Dat we aan de profetie geen geestelijke toepassing mogen geven -zoals soms
wordt gedaan- maar moeten denken aan het herstel van Israël naar het vlees,
blijkt ondermeer uit de belofte dat die natie hersteld zal worden in het land dat ik aan mijn
dienaar Jakob gegeven heb, het land van jullie voorouders.
Die woorden kunnen maar in één richting verklaard worden: Israël zal terugkeren
uit de diaspora en als natie weer wonen in het land Palestina, overeenkomstig
de belofte aan hun voorvader Jakob gedaan:
10 Jakob vertrok uit Berseba en ging naar Haran.
11 Op een bepaalde plaats gekomen, wilde hij daar
overnachten, nadat de zon reeds was ondergegaan. Eén van de stenen die daar
lagen nam hij als hoofdkussen en viel op die plaats in slaap.
12 Hij kreeg een droom en zag een ladder die op de
aarde stond en waarvan de top tot in de hemel reikte. Langs die ladder gingen
Gods engelen op en af.
13 Ineens stond Jahwe bij hem en zei: ‘Ik ben Jahwe,
de God van uw vader Abraham en de God van Isaäk. Het land, waar gij op ligt,
zal Ik aan u en aan uw nakomelingen geven.

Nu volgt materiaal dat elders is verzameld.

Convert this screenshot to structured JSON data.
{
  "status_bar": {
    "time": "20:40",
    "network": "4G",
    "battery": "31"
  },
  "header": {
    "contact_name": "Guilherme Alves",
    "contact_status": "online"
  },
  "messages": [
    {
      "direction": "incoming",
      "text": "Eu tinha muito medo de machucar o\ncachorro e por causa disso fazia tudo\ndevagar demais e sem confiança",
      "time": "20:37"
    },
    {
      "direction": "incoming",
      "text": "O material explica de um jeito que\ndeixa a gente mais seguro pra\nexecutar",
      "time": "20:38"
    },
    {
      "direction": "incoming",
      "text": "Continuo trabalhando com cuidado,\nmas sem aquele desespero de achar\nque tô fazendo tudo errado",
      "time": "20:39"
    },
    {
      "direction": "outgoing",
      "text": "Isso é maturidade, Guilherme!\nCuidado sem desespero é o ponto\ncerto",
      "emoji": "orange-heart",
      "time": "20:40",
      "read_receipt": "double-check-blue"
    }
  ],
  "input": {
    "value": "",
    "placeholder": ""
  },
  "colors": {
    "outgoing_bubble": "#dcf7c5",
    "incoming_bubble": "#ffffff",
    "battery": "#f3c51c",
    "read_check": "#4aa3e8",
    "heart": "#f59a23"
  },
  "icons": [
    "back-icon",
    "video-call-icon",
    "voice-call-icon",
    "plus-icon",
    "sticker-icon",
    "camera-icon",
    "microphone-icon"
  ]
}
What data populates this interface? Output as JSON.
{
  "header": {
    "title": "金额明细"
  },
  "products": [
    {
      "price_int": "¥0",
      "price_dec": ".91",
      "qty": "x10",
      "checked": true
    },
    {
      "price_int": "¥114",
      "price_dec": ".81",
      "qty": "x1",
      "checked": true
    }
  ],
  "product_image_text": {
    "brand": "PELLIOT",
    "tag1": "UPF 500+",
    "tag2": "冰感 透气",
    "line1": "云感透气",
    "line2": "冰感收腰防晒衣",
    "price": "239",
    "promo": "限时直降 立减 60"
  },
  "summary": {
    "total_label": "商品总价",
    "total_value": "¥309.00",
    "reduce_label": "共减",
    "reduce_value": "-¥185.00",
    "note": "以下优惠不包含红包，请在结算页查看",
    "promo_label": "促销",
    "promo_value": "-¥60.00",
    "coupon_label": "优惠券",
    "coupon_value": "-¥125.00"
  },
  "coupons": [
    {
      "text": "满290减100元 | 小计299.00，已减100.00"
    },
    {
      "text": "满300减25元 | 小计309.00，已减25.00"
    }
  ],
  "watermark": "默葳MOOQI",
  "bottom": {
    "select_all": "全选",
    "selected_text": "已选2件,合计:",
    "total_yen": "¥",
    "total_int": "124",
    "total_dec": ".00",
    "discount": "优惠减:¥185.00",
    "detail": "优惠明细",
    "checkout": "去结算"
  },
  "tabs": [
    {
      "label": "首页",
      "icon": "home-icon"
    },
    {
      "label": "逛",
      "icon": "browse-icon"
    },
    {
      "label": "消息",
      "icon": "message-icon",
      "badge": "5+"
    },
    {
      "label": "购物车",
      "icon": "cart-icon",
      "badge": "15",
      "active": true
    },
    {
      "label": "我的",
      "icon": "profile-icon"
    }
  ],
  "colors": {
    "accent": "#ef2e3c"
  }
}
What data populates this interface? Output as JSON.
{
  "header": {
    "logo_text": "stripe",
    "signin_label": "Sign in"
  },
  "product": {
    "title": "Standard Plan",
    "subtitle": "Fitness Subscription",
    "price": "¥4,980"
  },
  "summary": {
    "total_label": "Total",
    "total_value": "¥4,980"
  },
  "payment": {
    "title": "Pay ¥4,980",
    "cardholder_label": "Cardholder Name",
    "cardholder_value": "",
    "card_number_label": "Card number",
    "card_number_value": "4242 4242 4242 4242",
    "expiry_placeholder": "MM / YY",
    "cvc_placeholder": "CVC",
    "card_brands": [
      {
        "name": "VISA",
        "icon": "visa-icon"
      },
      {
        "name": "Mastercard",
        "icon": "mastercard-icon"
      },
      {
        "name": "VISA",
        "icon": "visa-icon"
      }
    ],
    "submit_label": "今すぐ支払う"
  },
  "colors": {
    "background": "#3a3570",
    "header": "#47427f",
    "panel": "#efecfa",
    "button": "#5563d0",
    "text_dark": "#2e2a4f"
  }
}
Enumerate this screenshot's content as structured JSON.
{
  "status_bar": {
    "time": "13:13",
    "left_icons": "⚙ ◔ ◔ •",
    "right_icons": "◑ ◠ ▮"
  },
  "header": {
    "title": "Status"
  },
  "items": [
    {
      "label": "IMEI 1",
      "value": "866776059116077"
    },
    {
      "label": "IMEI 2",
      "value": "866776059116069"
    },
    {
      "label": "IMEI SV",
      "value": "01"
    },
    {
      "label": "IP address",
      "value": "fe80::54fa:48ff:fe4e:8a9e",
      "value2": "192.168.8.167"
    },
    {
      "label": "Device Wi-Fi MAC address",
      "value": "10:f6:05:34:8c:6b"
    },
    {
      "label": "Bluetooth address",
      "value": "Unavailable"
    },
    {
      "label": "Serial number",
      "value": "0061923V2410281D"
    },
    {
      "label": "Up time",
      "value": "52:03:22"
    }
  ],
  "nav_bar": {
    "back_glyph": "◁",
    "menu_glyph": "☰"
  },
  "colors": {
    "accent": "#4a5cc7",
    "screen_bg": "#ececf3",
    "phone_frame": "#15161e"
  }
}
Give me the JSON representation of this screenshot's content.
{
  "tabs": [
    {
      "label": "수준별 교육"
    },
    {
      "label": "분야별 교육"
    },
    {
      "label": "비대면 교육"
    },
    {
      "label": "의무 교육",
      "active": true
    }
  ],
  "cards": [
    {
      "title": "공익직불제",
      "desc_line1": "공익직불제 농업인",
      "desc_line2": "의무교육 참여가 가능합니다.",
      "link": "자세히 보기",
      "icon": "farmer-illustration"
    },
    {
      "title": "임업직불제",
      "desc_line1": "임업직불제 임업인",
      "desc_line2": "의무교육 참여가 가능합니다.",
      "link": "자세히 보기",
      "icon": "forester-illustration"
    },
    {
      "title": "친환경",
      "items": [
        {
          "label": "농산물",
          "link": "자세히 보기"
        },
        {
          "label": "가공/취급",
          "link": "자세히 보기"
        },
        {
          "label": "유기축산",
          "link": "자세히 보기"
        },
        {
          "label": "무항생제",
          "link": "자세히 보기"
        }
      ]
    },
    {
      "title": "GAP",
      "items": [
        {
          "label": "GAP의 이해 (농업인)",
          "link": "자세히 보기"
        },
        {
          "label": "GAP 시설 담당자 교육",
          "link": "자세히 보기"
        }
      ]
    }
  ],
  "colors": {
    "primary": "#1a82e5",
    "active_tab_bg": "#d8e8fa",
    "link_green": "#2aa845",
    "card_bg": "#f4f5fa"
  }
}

14 Uw nageslacht zal zijn als het stof van de aarde;
gij zult u uitbreiden naar het westen en het oosten, naar het noorden en het
zuiden; door u en uw nakomelingen zal zegen komen over alle geslachten van de
aarde.
15 Ik ben met u; Ik zal u behoeden waar gij ook gaat,
en u terugvoeren naar dit land. Want Ik zal u niet verlaten tot Ik mijn belofte
heb vervuld.’
16 Jakob werd wakker en riep uit: ‘Waarlijk, Jahwe is
op deze plaats en ik wist het niet.’
17 Hij werd bevreesd en zei: ‘Ontzagwekkend is deze
plaats! Dit kan niet anders zijn dan het huis van God en de poort van de hemel.’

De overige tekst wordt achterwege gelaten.